Both liberals and conservatives note that the times have changed since 1935 when Uncle Sam instituted the welfare program, which is jointly financed by the states and federal government. No longer are most recipients welfare widows with young children who can be expected to stay at home. Today most adult recipients are divorced or never-married women with children, for whom today's job market offers opportunities.

But whether the Senate-passed measure ends up as law or on the legislative scrap heap depends on a Senate-House conference committee. Its job is to work out a compromise between the Senate measure, which would cost an estimated $2.8 billion over five years, and a $7 billion House bill. Many Republicans are adamantly opposed to several provisions in the House measure, on grounds they are too expensive and encourage dependency.

``The real question now,'' says Leslie Lenkowsky, president of the Institute for Education Affairs, ``is whether the House Democrats will be prepared to compromise their position.'' If they will, Mr. Lenkowsky says, ``then we'll have welfare reform. If, on the other hand, they'd rather have an issue [for the coming political campaign], then we won't.''

Lenkowsky is a former aide to New York Democratic Sen. Daniel Patrick Moynihan. Senator Moynihan is widely given credit for passage of the Senate bill, of which he is prime sponsor, because of his dogged pursuit in the past two years of welfare reform.

It is considered likely here that President Reagan will sign the final bill if it closely resembles the Moynihan measure. But ``everyone's fear is [over] what the bill will look like coming out of Congress,'' Besharov notes. If it is close to the more expensive House measure it probably faces a White House veto, which would be difficult for Congress to override.

Government welfare payments total approximately $15 billion a year to 3.7 million families.

Both the Senate and House measures would require states to establish education, training, and job-search programs for able-bodied welfare recipients, including mothers with children over three. Both would require that states provide child-care facilities while recipients are trying to get off the welfare rolls.
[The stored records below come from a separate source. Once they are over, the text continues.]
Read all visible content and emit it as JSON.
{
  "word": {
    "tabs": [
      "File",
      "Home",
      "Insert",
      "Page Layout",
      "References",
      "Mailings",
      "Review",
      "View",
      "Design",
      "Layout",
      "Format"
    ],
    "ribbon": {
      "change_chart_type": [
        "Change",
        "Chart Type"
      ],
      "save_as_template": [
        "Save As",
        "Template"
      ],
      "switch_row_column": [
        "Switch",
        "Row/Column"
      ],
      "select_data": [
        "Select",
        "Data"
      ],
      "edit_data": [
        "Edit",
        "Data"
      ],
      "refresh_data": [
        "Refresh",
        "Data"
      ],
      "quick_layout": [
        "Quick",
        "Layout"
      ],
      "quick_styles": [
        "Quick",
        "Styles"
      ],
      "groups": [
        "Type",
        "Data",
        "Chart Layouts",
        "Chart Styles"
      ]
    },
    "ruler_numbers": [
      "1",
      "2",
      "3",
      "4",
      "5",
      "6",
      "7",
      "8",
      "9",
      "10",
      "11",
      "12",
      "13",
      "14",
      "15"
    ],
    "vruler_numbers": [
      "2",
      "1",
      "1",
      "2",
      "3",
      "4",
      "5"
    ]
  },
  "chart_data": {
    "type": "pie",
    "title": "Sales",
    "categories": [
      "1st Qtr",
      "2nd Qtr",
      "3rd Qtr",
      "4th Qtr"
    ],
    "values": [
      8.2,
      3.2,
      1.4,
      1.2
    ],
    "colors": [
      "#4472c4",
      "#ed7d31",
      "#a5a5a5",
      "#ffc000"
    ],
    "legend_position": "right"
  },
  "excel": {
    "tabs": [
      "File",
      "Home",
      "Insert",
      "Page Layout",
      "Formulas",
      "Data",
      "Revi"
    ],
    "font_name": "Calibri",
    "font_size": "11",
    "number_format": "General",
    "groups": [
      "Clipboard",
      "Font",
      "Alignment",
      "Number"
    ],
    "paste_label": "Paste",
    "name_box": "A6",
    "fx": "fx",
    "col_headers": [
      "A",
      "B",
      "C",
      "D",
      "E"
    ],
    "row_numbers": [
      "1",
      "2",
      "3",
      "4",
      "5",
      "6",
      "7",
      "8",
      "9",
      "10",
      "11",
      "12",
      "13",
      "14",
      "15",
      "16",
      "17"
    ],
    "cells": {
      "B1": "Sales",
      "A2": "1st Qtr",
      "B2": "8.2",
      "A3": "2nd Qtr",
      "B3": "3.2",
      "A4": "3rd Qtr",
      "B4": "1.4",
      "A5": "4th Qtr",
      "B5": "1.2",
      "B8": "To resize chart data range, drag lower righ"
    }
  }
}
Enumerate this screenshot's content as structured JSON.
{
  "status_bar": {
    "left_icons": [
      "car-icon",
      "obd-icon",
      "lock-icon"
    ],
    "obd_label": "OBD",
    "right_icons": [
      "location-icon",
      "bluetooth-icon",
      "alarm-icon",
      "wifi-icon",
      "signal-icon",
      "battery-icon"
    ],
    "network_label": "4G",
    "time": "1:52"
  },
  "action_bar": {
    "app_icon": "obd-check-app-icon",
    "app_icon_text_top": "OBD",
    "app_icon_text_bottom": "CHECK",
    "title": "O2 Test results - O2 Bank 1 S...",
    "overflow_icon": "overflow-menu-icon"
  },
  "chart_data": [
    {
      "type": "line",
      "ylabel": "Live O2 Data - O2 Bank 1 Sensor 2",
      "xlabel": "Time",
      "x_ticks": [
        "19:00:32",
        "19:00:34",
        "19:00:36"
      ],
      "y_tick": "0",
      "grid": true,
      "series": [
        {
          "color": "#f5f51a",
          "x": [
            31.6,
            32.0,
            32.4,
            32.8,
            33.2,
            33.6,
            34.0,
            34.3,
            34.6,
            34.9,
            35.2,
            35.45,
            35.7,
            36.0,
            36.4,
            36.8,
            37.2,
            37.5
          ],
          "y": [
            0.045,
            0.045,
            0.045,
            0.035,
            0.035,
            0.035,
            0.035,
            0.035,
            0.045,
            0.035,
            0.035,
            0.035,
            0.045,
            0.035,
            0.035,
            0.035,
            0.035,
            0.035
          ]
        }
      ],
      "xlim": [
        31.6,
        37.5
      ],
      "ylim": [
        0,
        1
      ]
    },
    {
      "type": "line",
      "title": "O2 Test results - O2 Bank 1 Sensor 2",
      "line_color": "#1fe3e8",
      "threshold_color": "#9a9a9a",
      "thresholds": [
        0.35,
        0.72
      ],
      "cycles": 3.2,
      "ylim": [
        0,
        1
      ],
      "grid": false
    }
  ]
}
Republicans and some Democrats object to the House plan's provisions, which they consider counterproductive and expensive, that would encourage states to set higher welfare benefits by raising the federal share for states that do so. To make the Senate bill more palatable to Republicans and the White House, Democrats agreed to require that by 1994, 22 percent of each state's recipients must be enrolled in education or training programs.